Originally posted by dkenny:
Hooknline,
good work..so it seems 0.17 or 0.18 might be better than 0.15..too low?..good job on figuring out how to fix the slight oops.. does this depend on the initial titration or the total amount of methanol? if you have more of this oil, try the 0.15 again but use 65-70% methanol to start.
I have long suspected than the amount of methanol need is also titration dependent. I might need to back to ISU document and see if I can figure something out.

Eurocab, yes we, several of us are working together to fine tune the process I put forth a while ago. I need everyone's help, because at the moment I don't have 'bad' oil.

Fabricator, do you have more, can you get more of this oil? I would interesting to see the results if you tried using a 0.15 instead of 0.18?

-dkenny

I have 3000 gallons right now, I'll work my way down from .18 to .15 over the course of the next few batches.

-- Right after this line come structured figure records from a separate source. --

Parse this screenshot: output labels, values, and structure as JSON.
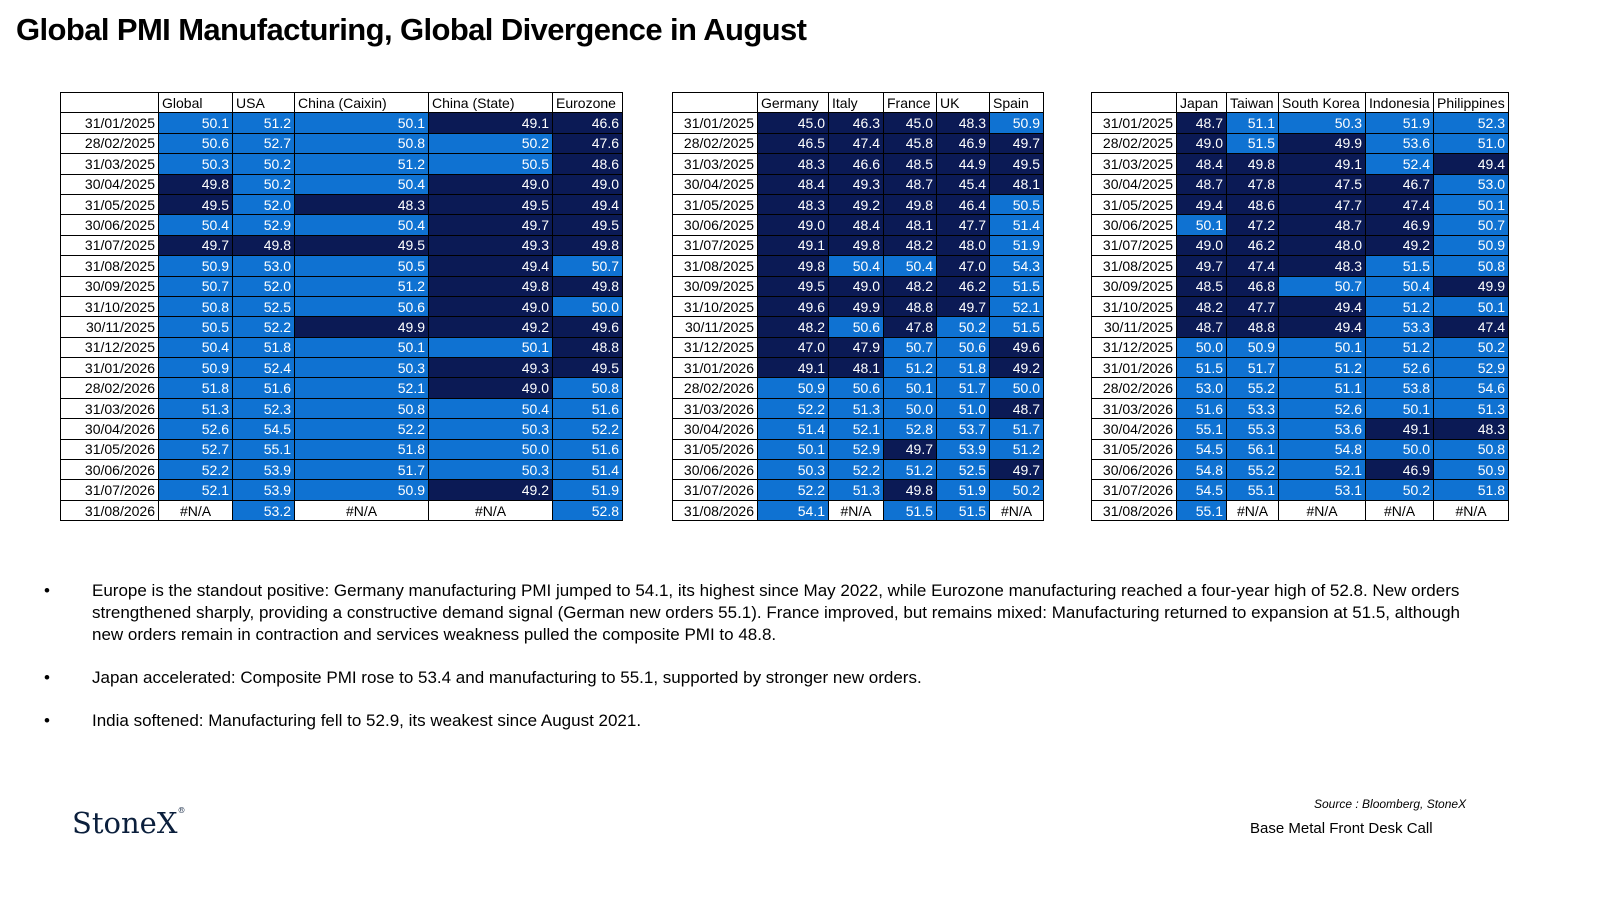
{
  "title": "Global PMI Manufacturing, Global Divergence in August",
  "colors": {
    "dark": "#0b1a55",
    "light": "#0f72d2",
    "header_bg": "#ffffff"
  },
  "tables": [
    {
      "columns": [
        "Global",
        "USA",
        "China (Caixin)",
        "China (State)",
        "Eurozone"
      ],
      "rows": [
        {
          "date": "31/01/2025",
          "values": [
            "50.1",
            "51.2",
            "50.1",
            "49.1",
            "46.6"
          ]
        },
        {
          "date": "28/02/2025",
          "values": [
            "50.6",
            "52.7",
            "50.8",
            "50.2",
            "47.6"
          ]
        },
        {
          "date": "31/03/2025",
          "values": [
            "50.3",
            "50.2",
            "51.2",
            "50.5",
            "48.6"
          ]
        },
        {
          "date": "30/04/2025",
          "values": [
            "49.8",
            "50.2",
            "50.4",
            "49.0",
            "49.0"
          ]
        },
        {
          "date": "31/05/2025",
          "values": [
            "49.5",
            "52.0",
            "48.3",
            "49.5",
            "49.4"
          ]
        },
        {
          "date": "30/06/2025",
          "values": [
            "50.4",
            "52.9",
            "50.4",
            "49.7",
            "49.5"
          ]
        },
        {
          "date": "31/07/2025",
          "values": [
            "49.7",
            "49.8",
            "49.5",
            "49.3",
            "49.8"
          ]
        },
        {
          "date": "31/08/2025",
          "values": [
            "50.9",
            "53.0",
            "50.5",
            "49.4",
            "50.7"
          ]
        },
        {
          "date": "30/09/2025",
          "values": [
            "50.7",
            "52.0",
            "51.2",
            "49.8",
            "49.8"
          ]
        },
        {
          "date": "31/10/2025",
          "values": [
            "50.8",
            "52.5",
            "50.6",
            "49.0",
            "50.0"
          ]
        },
        {
          "date": "30/11/2025",
          "values": [
            "50.5",
            "52.2",
            "49.9",
            "49.2",
            "49.6"
          ]
        },
        {
          "date": "31/12/2025",
          "values": [
            "50.4",
            "51.8",
            "50.1",
            "50.1",
            "48.8"
          ]
        },
        {
          "date": "31/01/2026",
          "values": [
            "50.9",
            "52.4",
            "50.3",
            "49.3",
            "49.5"
          ]
        },
        {
          "date": "28/02/2026",
          "values": [
            "51.8",
            "51.6",
            "52.1",
            "49.0",
            "50.8"
          ]
        },
        {
          "date": "31/03/2026",
          "values": [
            "51.3",
            "52.3",
            "50.8",
            "50.4",
            "51.6"
          ]
        },
        {
          "date": "30/04/2026",
          "values": [
            "52.6",
            "54.5",
            "52.2",
            "50.3",
            "52.2"
          ]
        },
        {
          "date": "31/05/2026",
          "values": [
            "52.7",
            "55.1",
            "51.8",
            "50.0",
            "51.6"
          ]
        },
        {
          "date": "30/06/2026",
          "values": [
            "52.2",
            "53.9",
            "51.7",
            "50.3",
            "51.4"
          ]
        },
        {
          "date": "31/07/2026",
          "values": [
            "52.1",
            "53.9",
            "50.9",
            "49.2",
            "51.9"
          ]
        },
        {
          "date": "31/08/2026",
          "values": [
            "#N/A",
            "53.2",
            "#N/A",
            "#N/A",
            "52.8"
          ]
        }
      ]
    },
    {
      "columns": [
        "Germany",
        "Italy",
        "France",
        "UK",
        "Spain"
      ],
      "rows": [
        {
          "date": "31/01/2025",
          "values": [
            "45.0",
            "46.3",
            "45.0",
            "48.3",
            "50.9"
          ]
        },
        {
          "date": "28/02/2025",
          "values": [
            "46.5",
            "47.4",
            "45.8",
            "46.9",
            "49.7"
          ]
        },
        {
          "date": "31/03/2025",
          "values": [
            "48.3",
            "46.6",
            "48.5",
            "44.9",
            "49.5"
          ]
        },
        {
          "date": "30/04/2025",
          "values": [
            "48.4",
            "49.3",
            "48.7",
            "45.4",
            "48.1"
          ]
        },
        {
          "date": "31/05/2025",
          "values": [
            "48.3",
            "49.2",
            "49.8",
            "46.4",
            "50.5"
          ]
        },
        {
          "date": "30/06/2025",
          "values": [
            "49.0",
            "48.4",
            "48.1",
            "47.7",
            "51.4"
          ]
        },
        {
          "date": "31/07/2025",
          "values": [
            "49.1",
            "49.8",
            "48.2",
            "48.0",
            "51.9"
          ]
        },
        {
          "date": "31/08/2025",
          "values": [
            "49.8",
            "50.4",
            "50.4",
            "47.0",
            "54.3"
          ]
        },
        {
          "date": "30/09/2025",
          "values": [
            "49.5",
            "49.0",
            "48.2",
            "46.2",
            "51.5"
          ]
        },
        {
          "date": "31/10/2025",
          "values": [
            "49.6",
            "49.9",
            "48.8",
            "49.7",
            "52.1"
          ]
        },
        {
          "date": "30/11/2025",
          "values": [
            "48.2",
            "50.6",
            "47.8",
            "50.2",
            "51.5"
          ]
        },
        {
          "date": "31/12/2025",
          "values": [
            "47.0",
            "47.9",
            "50.7",
            "50.6",
            "49.6"
          ]
        },
        {
          "date": "31/01/2026",
          "values": [
            "49.1",
            "48.1",
            "51.2",
            "51.8",
            "49.2"
          ]
        },
        {
          "date": "28/02/2026",
          "values": [
            "50.9",
            "50.6",
            "50.1",
            "51.7",
            "50.0"
          ]
        },
        {
          "date": "31/03/2026",
          "values": [
            "52.2",
            "51.3",
            "50.0",
            "51.0",
            "48.7"
          ]
        },
        {
          "date": "30/04/2026",
          "values": [
            "51.4",
            "52.1",
            "52.8",
            "53.7",
            "51.7"
          ]
        },
        {
          "date": "31/05/2026",
          "values": [
            "50.1",
            "52.9",
            "49.7",
            "53.9",
            "51.2"
          ]
        },
        {
          "date": "30/06/2026",
          "values": [
            "50.3",
            "52.2",
            "51.2",
            "52.5",
            "49.7"
          ]
        },
        {
          "date": "31/07/2026",
          "values": [
            "52.2",
            "51.3",
            "49.8",
            "51.9",
            "50.2"
          ]
        },
        {
          "date": "31/08/2026",
          "values": [
            "54.1",
            "#N/A",
            "51.5",
            "51.5",
            "#N/A"
          ]
        }
      ]
    },
    {
      "columns": [
        "Japan",
        "Taiwan",
        "South Korea",
        "Indonesia",
        "Philippines"
      ],
      "rows": [
        {
          "date": "31/01/2025",
          "values": [
            "48.7",
            "51.1",
            "50.3",
            "51.9",
            "52.3"
          ]
        },
        {
          "date": "28/02/2025",
          "values": [
            "49.0",
            "51.5",
            "49.9",
            "53.6",
            "51.0"
          ]
        },
        {
          "date": "31/03/2025",
          "values": [
            "48.4",
            "49.8",
            "49.1",
            "52.4",
            "49.4"
          ]
        },
        {
          "date": "30/04/2025",
          "values": [
            "48.7",
            "47.8",
            "47.5",
            "46.7",
            "53.0"
          ]
        },
        {
          "date": "31/05/2025",
          "values": [
            "49.4",
            "48.6",
            "47.7",
            "47.4",
            "50.1"
          ]
        },
        {
          "date": "30/06/2025",
          "values": [
            "50.1",
            "47.2",
            "48.7",
            "46.9",
            "50.7"
          ]
        },
        {
          "date": "31/07/2025",
          "values": [
            "49.0",
            "46.2",
            "48.0",
            "49.2",
            "50.9"
          ]
        },
        {
          "date": "31/08/2025",
          "values": [
            "49.7",
            "47.4",
            "48.3",
            "51.5",
            "50.8"
          ]
        },
        {
          "date": "30/09/2025",
          "values": [
            "48.5",
            "46.8",
            "50.7",
            "50.4",
            "49.9"
          ]
        },
        {
          "date": "31/10/2025",
          "values": [
            "48.2",
            "47.7",
            "49.4",
            "51.2",
            "50.1"
          ]
        },
        {
          "date": "30/11/2025",
          "values": [
            "48.7",
            "48.8",
            "49.4",
            "53.3",
            "47.4"
          ]
        },
        {
          "date": "31/12/2025",
          "values": [
            "50.0",
            "50.9",
            "50.1",
            "51.2",
            "50.2"
          ]
        },
        {
          "date": "31/01/2026",
          "values": [
            "51.5",
            "51.7",
            "51.2",
            "52.6",
            "52.9"
          ]
        },
        {
          "date": "28/02/2026",
          "values": [
            "53.0",
            "55.2",
            "51.1",
            "53.8",
            "54.6"
          ]
        },
        {
          "date": "31/03/2026",
          "values": [
            "51.6",
            "53.3",
            "52.6",
            "50.1",
            "51.3"
          ]
        },
        {
          "date": "30/04/2026",
          "values": [
            "55.1",
            "55.3",
            "53.6",
            "49.1",
            "48.3"
          ]
        },
        {
          "date": "31/05/2026",
          "values": [
            "54.5",
            "56.1",
            "54.8",
            "50.0",
            "50.8"
          ]
        },
        {
          "date": "30/06/2026",
          "values": [
            "54.8",
            "55.2",
            "52.1",
            "46.9",
            "50.9"
          ]
        },
        {
          "date": "31/07/2026",
          "values": [
            "54.5",
            "55.1",
            "53.1",
            "50.2",
            "51.8"
          ]
        },
        {
          "date": "31/08/2026",
          "values": [
            "55.1",
            "#N/A",
            "#N/A",
            "#N/A",
            "#N/A"
          ]
        }
      ]
    }
  ],
  "bullets": [
    {
      "marker": "•",
      "text": "Europe is the standout positive: Germany manufacturing PMI jumped to 54.1, its highest since May 2022, while Eurozone manufacturing reached a four-year high of 52.8. New orders strengthened sharply, providing a constructive demand signal (German new orders  55.1). France improved, but remains mixed: Manufacturing returned to expansion at 51.5, although new orders remain in contraction and services weakness pulled the composite PMI to 48.8."
    },
    {
      "marker": "•",
      "text": "Japan accelerated: Composite PMI rose to 53.4 and manufacturing to 55.1, supported by stronger new orders."
    },
    {
      "marker": "•",
      "text": "India softened: Manufacturing fell to 52.9, its weakest since August 2021."
    }
  ],
  "logo": {
    "name": "StoneX",
    "mark": "®"
  },
  "source": "Source : Bloomberg, StoneX",
  "footer": "Base Metal Front Desk Call"
}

I got the most nasty WVO in the earth (currently in china)

Titrate at 65 KOH... I used the dkenny formula and got down to 8-10 KOH using 2 or 3 acid stages

I don't wanna go further, i think 8koh should be good enough. Got about 90% yield, which is not bad.

I am planning to make a 1 ton machine..but the problem will be the pump, the pump will be huge...and the eletric bill will be very expansive for acid stage!....it's like few K Watt for 24hour mixing.....


Dkenny, is it possible to cut down the mixing time for the acid stage?...lots of people saying we should make it for 24hours, and settle for some hours and drain...i am hoping to cut down the mixing hours.